Quality assurance as well as concern regarding sample authenticity in biotechnology and bioengineering have always been serious topics in both production and research. While next generation sequencing techniques greatly enhance in-depth analyses of DNA-samples, they, however, introduce additional error-sources. Resulting error-signatures can neither be easily removed from resulting sequencing data nor even recognized, which is mainly due to the massive amount of data. Altogether biologists and sequencing facility technicians face not only issues of minor relevance, e.g. suboptimal library preparation, but also serious incidents, including sample-contamination or even mix-up, ultimately threatening the accuracy of biological conclusions.
Unfortunately, most of the problems and evolving questions raised above can't be solved and answered entirely. However, the sequencing data quality control tool of the CLC Genomics Workbench provides various generic tools to assist in the quality control process of the samples by assessing and visualizing statistics on:
- Sequence-read lengths and base-coverages
- Nucleotide-contributions and base-ambiguities
- Quality scores as emitted by the variation detection tool
- Over-represented sequences and hints suggesting contamination events
This tool aims at assessing above quality-indicators and investigates proper and improper result presentation. The inspiration comes from the FastQC-project (http://www.bioinformatics.babraham.ac.uk/projects/fastqc/).
Note that currently, adapter contamination, i.e., adapter sequences in the reads, cannot be detected in a reliable way with this tool. In some cases, adapter contamination will show up as enriched 5-mers near the end of sequences but only if the contamination is severe.
The tool is found in the Toolbox:
Toolbox | Prepare Sequencing Data | QC for Sequencing Reads ()
Select one or more sequence lists with sequencing reads as input. If sequence lists in the Navigation Area were already selected, these will be shown in the Selected Elements window. When multiple lists are selected as an input, they are all analyzed in one pool. If you need separate reports for each data set, you can run it in a batch. Click Next to adjust output options which allow you to select the graphical and supplementary report.

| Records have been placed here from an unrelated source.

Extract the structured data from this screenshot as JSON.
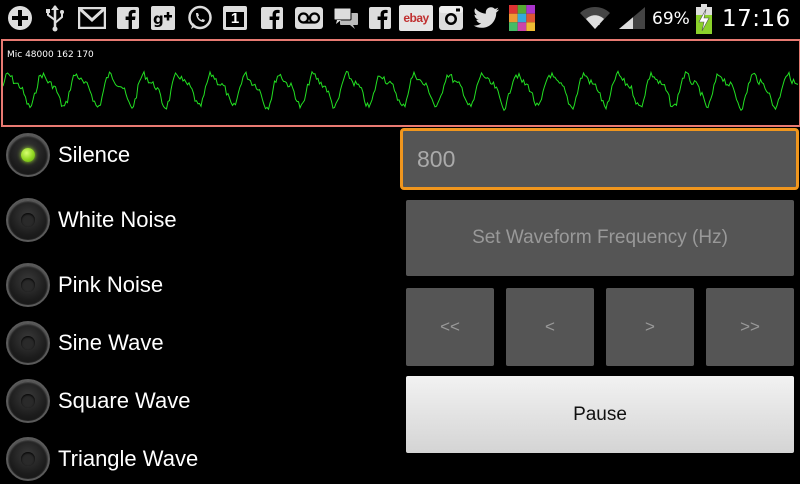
{
  "status_bar": {
    "battery_percent": "69%",
    "time": "17:16",
    "notification_icons": [
      "plus-icon",
      "usb-icon",
      "gmail-icon",
      "facebook-icon",
      "google-plus-icon",
      "whatsapp-icon",
      "calendar-icon",
      "facebook-icon",
      "voicemail-icon",
      "chat-icon",
      "facebook-icon",
      "ebay-icon",
      "instagram-icon",
      "twitter-icon",
      "game-icon"
    ],
    "ebay_text": "ebay",
    "calendar_day": "1",
    "colors": {
      "charging": "#8bd12b"
    }
  },
  "scope": {
    "label": "Mic 48000 162 170",
    "border_color": "#e87a72",
    "trace_color": "#22e022"
  },
  "waveforms": [
    {
      "label": "Silence",
      "selected": true
    },
    {
      "label": "White Noise",
      "selected": false
    },
    {
      "label": "Pink Noise",
      "selected": false
    },
    {
      "label": "Sine Wave",
      "selected": false
    },
    {
      "label": "Square Wave",
      "selected": false
    },
    {
      "label": "Triangle Wave",
      "selected": false
    }
  ],
  "frequency_input": {
    "value": "800",
    "focus_color": "#f0961e"
  },
  "buttons": {
    "set_frequency": "Set Waveform Frequency (Hz)",
    "step_fast_back": "<<",
    "step_back": "<",
    "step_forward": ">",
    "step_fast_forward": ">>",
    "pause": "Pause"
  }
}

The report comes in two different flavors: a supplementary report consisting of tables representing all the values that are calculated, and a main summary graphical report where the tables are visualized in plots (see an example in figure 24.1). Both reports can be exported as pdf files or Excel spread sheets.
The Summary table provides information regarding the creation date, the author, the software used, the number of data sets the report is based upon, as well as data name and content in terms of read number and total number of nucleotides. The report is then divided in per-sequence and per-base analyses. In the per-sequence analyses, some characteristic (a single value) is assessed for each sequence and then contributes to the overall assessment. In per-base assessments each base position is examined and counted independently. In both sections, the first items assess the most simple characteristics that are supported by all sequencing technologies while the quality analyses examine quality scores reported from technology-dependent base callers. Please note that the NGS import tools of the CLC Genomics Workbench and CLC Genomics Server convert quality scores to PHRED-scale, regardless of the data source.